Fashion Talks at The V&A – Marella Caracciolo ChiaGareth Pugh
The V&A is holding a few talks that are not to be missed this February. On the 10th, Marella Caracciolo Chia, niece of 50s icon Marella Agnelli, is talking about her aunt's life and style while on the 20th, AnOther favourite Gareth Pugh will be discussing his career and inspirations.

Luc Tuymans – Until April 2
David Zwirner presents a new series of paintings from Dutch artist Luc Tuymans. Painted from pre-existing imagery – including material found online and the artist’s own iPhone photos – the compelling and at times unsettling works often appear "slightly out-of-focus and sparsely coloured, like third-degree abstractions from reality."

Laurie Simmons and Kasper Sonne at The Arts Club – Ongoing
A new show from artist (and mother of Lena Dunham) Laurie Simmons is the latest in a series of well-curated exhibitions at The Arts Club. Simmons' distinctive photographs of staged realities using dolls, ventriloquist dummies and mannequins, are haunting explorations of the boundaries between reality and illusion, full of disquieting psychological subtexts concerned with melancholy, isolation and gender. Also on show is the work of Kasper Sonne whose abstract pieces are an explosion of colour and playfulness, created through his experiments with chemical solvents and paint pigments. The Arts Club exhibitions are open to the public between 10am and 12pm on Wednesdays and Saturdays, by appointment only.

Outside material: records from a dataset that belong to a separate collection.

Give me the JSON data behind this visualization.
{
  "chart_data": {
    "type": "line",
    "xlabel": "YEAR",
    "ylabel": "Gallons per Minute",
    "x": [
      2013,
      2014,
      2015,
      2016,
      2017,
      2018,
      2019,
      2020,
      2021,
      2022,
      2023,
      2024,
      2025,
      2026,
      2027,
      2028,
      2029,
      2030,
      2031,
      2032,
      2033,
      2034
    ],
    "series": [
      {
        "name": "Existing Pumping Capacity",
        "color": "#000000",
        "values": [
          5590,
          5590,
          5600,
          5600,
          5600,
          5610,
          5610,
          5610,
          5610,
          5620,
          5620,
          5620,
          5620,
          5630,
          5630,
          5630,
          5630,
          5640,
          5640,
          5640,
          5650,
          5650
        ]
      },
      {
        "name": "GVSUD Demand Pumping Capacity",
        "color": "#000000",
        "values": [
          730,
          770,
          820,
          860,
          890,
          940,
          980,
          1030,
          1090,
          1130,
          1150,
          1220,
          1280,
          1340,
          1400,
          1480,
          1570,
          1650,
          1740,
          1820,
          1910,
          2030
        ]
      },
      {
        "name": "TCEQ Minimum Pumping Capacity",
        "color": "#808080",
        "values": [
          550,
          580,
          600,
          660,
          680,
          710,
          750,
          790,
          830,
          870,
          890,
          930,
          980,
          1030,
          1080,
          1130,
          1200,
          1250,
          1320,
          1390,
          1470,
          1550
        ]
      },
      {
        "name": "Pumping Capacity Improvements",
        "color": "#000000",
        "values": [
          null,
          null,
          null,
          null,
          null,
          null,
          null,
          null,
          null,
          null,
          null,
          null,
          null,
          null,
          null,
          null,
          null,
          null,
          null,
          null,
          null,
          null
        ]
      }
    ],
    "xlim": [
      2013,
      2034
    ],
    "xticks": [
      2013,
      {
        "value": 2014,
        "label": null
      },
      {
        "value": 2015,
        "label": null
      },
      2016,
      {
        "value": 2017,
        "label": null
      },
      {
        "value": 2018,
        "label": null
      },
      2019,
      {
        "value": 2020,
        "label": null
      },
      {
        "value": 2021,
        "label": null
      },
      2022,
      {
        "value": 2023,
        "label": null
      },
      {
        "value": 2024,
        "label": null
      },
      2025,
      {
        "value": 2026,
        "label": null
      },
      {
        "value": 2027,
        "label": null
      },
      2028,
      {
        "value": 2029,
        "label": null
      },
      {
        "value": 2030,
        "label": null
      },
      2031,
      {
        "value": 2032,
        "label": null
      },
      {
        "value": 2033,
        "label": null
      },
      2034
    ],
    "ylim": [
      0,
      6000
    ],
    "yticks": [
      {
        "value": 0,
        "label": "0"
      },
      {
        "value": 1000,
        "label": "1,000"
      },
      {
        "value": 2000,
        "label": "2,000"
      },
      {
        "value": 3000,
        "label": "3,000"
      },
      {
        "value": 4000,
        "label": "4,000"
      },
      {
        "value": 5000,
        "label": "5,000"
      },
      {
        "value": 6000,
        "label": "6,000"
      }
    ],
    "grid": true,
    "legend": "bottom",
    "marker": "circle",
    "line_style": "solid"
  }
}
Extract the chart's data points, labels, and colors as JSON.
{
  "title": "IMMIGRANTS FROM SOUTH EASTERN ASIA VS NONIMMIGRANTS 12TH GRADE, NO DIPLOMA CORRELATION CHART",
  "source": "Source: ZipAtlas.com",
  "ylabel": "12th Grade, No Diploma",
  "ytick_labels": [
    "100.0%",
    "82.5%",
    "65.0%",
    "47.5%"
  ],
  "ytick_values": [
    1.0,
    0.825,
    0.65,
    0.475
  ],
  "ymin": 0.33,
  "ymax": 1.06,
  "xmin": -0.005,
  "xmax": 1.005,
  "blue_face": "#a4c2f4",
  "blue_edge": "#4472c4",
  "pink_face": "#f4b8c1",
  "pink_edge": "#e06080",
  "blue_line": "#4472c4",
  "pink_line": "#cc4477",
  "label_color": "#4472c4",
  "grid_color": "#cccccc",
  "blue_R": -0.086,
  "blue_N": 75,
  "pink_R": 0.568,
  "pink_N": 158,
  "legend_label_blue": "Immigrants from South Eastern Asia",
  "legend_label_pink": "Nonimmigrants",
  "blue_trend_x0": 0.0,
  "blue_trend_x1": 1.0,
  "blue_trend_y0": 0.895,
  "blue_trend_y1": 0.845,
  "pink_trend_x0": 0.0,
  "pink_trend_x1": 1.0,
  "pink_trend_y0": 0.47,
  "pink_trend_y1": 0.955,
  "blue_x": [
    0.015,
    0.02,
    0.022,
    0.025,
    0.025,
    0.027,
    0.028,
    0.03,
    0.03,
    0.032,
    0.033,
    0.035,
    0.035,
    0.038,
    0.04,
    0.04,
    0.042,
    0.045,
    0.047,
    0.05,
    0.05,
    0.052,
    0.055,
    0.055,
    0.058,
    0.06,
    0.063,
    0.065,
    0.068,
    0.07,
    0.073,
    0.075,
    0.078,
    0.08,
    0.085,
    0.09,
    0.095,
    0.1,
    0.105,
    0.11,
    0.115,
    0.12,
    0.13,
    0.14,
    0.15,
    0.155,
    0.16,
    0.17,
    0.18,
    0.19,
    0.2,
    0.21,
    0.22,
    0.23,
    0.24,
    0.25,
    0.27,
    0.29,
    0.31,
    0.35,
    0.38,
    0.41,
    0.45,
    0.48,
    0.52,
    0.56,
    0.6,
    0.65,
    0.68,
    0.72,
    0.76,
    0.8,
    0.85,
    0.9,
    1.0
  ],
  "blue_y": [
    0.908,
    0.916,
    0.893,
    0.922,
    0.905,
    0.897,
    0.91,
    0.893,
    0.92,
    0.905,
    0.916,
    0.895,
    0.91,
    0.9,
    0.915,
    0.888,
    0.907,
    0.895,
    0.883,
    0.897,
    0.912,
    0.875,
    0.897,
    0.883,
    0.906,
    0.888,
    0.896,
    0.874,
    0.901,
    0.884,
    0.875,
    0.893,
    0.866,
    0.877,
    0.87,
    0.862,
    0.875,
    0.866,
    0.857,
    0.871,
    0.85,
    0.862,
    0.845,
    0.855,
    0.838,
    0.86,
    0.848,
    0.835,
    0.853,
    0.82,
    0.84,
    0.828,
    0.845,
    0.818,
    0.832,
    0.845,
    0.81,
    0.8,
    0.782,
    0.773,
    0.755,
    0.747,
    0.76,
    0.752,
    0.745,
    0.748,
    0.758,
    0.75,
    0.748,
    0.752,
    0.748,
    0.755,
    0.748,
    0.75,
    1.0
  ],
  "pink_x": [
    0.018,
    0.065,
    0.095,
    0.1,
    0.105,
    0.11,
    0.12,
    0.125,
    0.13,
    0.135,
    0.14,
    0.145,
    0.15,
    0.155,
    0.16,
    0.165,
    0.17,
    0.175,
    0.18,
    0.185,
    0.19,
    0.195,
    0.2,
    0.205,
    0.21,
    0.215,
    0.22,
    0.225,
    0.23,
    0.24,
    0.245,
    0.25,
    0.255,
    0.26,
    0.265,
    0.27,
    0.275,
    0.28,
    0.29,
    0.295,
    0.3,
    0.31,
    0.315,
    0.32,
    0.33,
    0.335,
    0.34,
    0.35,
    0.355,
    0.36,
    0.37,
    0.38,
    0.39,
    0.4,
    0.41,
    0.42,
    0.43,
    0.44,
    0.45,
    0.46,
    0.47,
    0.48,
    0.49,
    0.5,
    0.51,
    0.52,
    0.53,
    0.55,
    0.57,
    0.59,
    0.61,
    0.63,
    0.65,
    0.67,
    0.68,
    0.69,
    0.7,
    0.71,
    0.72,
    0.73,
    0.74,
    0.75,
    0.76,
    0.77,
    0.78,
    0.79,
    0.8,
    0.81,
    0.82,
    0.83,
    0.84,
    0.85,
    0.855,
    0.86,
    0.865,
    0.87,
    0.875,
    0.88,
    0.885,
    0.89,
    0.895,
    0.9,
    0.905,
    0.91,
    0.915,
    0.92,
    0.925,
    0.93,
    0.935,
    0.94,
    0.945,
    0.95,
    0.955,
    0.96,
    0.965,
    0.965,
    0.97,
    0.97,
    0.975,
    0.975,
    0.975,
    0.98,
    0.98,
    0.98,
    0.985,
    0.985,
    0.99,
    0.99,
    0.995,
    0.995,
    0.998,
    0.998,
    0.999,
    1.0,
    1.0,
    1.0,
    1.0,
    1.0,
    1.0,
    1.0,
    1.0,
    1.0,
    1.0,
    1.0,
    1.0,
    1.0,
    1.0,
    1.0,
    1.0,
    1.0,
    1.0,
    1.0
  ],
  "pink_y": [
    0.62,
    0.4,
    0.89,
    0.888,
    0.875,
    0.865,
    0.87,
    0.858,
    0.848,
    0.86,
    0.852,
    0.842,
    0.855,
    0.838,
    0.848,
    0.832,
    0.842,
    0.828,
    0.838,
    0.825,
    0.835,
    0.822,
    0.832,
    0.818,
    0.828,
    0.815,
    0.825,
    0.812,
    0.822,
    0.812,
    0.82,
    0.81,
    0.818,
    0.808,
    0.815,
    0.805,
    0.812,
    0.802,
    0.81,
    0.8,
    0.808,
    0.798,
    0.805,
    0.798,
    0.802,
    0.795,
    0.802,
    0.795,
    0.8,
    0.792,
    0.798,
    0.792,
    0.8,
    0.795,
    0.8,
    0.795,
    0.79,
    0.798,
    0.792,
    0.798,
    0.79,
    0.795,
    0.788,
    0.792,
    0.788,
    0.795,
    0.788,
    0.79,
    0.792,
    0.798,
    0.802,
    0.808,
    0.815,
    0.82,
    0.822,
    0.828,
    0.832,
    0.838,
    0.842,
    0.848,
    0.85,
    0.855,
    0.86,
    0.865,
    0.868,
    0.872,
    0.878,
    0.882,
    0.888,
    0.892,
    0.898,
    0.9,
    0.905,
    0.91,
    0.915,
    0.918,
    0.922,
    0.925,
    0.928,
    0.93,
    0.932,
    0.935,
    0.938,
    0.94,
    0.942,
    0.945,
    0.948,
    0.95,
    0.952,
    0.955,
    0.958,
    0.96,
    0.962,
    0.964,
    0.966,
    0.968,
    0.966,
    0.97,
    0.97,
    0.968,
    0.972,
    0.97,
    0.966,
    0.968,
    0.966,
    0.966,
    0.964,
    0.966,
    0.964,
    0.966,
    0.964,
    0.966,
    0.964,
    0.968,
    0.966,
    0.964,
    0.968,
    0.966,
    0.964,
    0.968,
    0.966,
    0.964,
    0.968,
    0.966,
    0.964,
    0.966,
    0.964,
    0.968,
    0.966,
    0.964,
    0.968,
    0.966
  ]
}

Cross Section of a Revolution – Until March 7
A group exhibition of Lisson Gallery artists, Cross Section of a Revolution explores global aspects of trade, trauma, religious belief systems and contested territories, via a diverse array of artistic media, from sculpture to film. Featuring work from the likes of Broomberg & Chanarin, Liu Xiaodong, and Rashid Rana, the show is both challenging and thought provoking, striking an especially resonant chord in the face of current cultural instability.

Great Theatre Performances: How to Hold Your Breath – February 4-March 21; Vault Festival – Until March 8; Boa– February 5-March 7
There are plenty of fantastic theatrical performances to get your teeth sunk into this month, like How to Hold Your Breath at the Royal Court. A brilliant piece of new writing from Zinnie Harris, and directed by Vicky Featherstone, this play offers a witty, dark and provocative insight into European culture, questioning our principles and how we live now. Also not to be missed is Vault Festival, returning to the Waterloo tunnels with six weeks of "entertainment, ideas and chaos". Its two headline productions – True Brits by rising British Asian playwright Vinay Patel; and Yve Blake’s The Lie Collector, a musical celebration of real life confessions – promise exciting viewing. Finally, running for a limited 5-week period at the Trafalgar Studios, is Boa, a tender and powerful love story spanning thirty years, three continents and two wars, starring Dame Harriet Walter and her husband Guy Paul. A Valentine’s Day excursion perhaps?

Valentine’s Day 
And speaking of Valentine's Day, why not surprise your loved one this year and go beyond the predictable remit of red roses and chocolates? You could take a trip to Keats’ house in Hampstead to see original copies of his exquisite Romantic poems and letters to Fanny Brawne or head to the Charles Dickens museum's pop-up gin library where, for one night only, you can revel in artisanal gin specialties in the candlelit basement. For a more lively option, there's Wilton's Music Hall's Valentine Stomp, where a twenty piece jazz orchestra will perform scintillating Big Band tracks to transport you back to the golden era of Swing. Meanwhile, Tom’s Kitchen is offering a delectable Valentine’s day menu designed for sharing – perfect for those in quest of a romantic tête-à-tête. And for those unwilling to eschew chocolate entirely, why not take a walking tour of London’s chocolatier history with Cocoa Hernando – a chance to explore the dark and depraved history of chocolate in Hogarth’s London, complete with an artisanal chocolate sampling at every pit stop along the way? And finally, for the ultimate Valentine's Day film, there's Love is All, Kim Longinotto's acclaimed documentary made up of 100 years of BFI love scenes on screen, set to a stunning Richard Hawley score.